Several issues or drivers can be observed to support the rivalry existing between Coke and Pepsi. These two giant companies embrace similar business models to produce the best outcomes. This move has identified powerful strategies that can be imitated by companies in different industries. The needs of different consumers have also been considered by these companies. They have been working hard to produce quality products for different individuals. The rivalry has also led to numerous price reductions. Different suppliers have also benefited from the rivalry.
The competitive dynamics portrayed by Coca Cola and Pepsi show how companies can redefine the nature of an industry. The rivalry has forced these companies to produce superior products that can serve more customers. The “ongoing competitive action sequence between a firm and a competitor affects the performance of both firms” (Hitt, Ireland, & Hoskisson, 2010, p. 138). It is, therefore “important for companies to carefully analyze and understand the competitive rivalry present in the markets they serve to select and implement successful strategies” (Hitt et al., 2010, p. 138).
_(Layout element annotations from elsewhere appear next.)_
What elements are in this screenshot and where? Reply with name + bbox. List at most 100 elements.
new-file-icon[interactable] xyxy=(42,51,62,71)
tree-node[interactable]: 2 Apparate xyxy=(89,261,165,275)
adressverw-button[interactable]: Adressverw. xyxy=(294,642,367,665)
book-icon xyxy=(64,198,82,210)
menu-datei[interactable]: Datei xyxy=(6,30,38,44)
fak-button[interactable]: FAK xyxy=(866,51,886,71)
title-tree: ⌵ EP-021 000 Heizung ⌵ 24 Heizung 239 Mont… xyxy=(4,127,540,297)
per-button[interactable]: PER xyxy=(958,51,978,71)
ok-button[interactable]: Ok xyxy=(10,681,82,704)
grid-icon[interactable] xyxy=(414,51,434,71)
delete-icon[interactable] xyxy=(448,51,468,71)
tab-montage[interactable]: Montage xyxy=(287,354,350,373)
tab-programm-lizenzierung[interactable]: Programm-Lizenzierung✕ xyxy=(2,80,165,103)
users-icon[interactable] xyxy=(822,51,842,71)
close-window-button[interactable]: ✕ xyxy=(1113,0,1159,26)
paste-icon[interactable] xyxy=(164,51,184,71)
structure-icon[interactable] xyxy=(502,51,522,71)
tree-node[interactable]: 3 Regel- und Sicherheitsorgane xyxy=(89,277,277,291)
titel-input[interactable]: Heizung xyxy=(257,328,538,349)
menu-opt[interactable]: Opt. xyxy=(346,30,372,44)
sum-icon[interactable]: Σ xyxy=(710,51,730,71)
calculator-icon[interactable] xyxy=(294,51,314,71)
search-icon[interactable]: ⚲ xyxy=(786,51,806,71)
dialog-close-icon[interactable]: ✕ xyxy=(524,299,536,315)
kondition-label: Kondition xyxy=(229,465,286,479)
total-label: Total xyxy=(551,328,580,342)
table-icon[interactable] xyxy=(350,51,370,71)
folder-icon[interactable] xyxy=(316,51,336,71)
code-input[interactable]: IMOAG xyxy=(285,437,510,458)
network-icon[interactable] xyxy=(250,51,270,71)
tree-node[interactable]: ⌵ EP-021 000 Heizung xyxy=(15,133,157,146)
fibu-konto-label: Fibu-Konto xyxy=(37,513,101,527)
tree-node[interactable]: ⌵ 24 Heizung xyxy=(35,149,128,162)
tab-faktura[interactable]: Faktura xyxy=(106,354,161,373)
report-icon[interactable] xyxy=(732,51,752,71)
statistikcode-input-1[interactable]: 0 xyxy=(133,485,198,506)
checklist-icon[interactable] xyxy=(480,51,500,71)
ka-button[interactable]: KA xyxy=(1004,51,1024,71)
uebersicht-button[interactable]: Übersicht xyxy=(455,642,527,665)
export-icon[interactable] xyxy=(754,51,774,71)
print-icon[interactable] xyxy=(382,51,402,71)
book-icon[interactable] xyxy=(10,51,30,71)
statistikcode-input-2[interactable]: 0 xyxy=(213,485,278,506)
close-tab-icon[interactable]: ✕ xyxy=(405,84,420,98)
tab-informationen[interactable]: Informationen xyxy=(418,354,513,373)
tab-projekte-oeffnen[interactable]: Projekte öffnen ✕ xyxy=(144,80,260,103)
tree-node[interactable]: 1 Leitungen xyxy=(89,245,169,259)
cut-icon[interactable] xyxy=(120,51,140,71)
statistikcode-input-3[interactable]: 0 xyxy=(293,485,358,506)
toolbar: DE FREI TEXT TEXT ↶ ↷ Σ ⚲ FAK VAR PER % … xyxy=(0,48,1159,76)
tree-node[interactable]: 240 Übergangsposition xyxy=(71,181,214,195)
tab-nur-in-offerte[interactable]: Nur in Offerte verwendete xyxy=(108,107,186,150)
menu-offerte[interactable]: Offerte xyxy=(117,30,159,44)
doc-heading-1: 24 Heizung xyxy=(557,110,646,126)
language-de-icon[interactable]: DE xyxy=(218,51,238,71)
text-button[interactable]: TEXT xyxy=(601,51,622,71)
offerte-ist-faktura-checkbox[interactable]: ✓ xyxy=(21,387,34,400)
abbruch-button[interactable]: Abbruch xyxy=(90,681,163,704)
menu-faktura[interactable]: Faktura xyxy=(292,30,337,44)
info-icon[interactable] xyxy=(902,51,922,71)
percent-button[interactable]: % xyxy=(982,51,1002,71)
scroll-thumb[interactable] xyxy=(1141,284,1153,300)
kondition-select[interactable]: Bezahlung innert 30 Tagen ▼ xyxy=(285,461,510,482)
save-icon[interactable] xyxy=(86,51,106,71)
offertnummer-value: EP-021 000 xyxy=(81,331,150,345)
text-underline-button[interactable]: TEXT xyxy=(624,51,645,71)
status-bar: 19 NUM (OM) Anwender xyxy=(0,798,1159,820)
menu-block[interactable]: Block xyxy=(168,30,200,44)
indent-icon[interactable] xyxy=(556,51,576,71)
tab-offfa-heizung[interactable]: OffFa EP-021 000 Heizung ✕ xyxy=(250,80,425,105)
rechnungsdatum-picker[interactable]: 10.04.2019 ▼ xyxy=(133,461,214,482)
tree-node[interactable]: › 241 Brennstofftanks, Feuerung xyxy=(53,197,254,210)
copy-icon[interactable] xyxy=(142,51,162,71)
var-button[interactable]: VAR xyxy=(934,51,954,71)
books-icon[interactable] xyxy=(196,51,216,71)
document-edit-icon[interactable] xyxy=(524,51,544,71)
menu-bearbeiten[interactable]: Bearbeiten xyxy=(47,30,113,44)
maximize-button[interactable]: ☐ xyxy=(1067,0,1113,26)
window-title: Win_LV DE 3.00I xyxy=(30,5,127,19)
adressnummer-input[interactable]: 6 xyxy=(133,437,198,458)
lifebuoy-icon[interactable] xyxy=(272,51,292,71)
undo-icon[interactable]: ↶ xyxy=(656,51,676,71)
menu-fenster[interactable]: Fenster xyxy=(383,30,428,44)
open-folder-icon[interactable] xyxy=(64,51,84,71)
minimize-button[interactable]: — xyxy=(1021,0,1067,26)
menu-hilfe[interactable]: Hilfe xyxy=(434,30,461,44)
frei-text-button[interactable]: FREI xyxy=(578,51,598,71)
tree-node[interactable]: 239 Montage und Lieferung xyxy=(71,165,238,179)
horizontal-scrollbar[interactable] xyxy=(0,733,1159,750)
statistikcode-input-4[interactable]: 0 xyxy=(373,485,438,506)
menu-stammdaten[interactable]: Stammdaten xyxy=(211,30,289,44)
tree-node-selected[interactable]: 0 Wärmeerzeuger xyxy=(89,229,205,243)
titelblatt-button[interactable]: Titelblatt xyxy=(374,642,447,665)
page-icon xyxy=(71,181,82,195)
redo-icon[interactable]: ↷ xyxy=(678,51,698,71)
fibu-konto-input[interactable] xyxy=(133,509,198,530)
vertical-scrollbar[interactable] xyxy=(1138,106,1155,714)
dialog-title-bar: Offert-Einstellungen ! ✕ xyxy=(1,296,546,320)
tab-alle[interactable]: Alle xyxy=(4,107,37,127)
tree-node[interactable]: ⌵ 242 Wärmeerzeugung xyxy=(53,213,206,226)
That being the case, the level of competition has led to new practices to support the health needs of different consumers. These dynamics have played a significant role in improving the level of customer satisfaction. The rivalry has also presented new opportunities for economic development. Business organizations can therefore engage in similar rivalries to promote the best practices.
Reference
Hitt, M., Ireland, R., & Hoskisson, R. (2010). Strategic Management: Concepts and Cases. Boston, MA: Cengage Learning.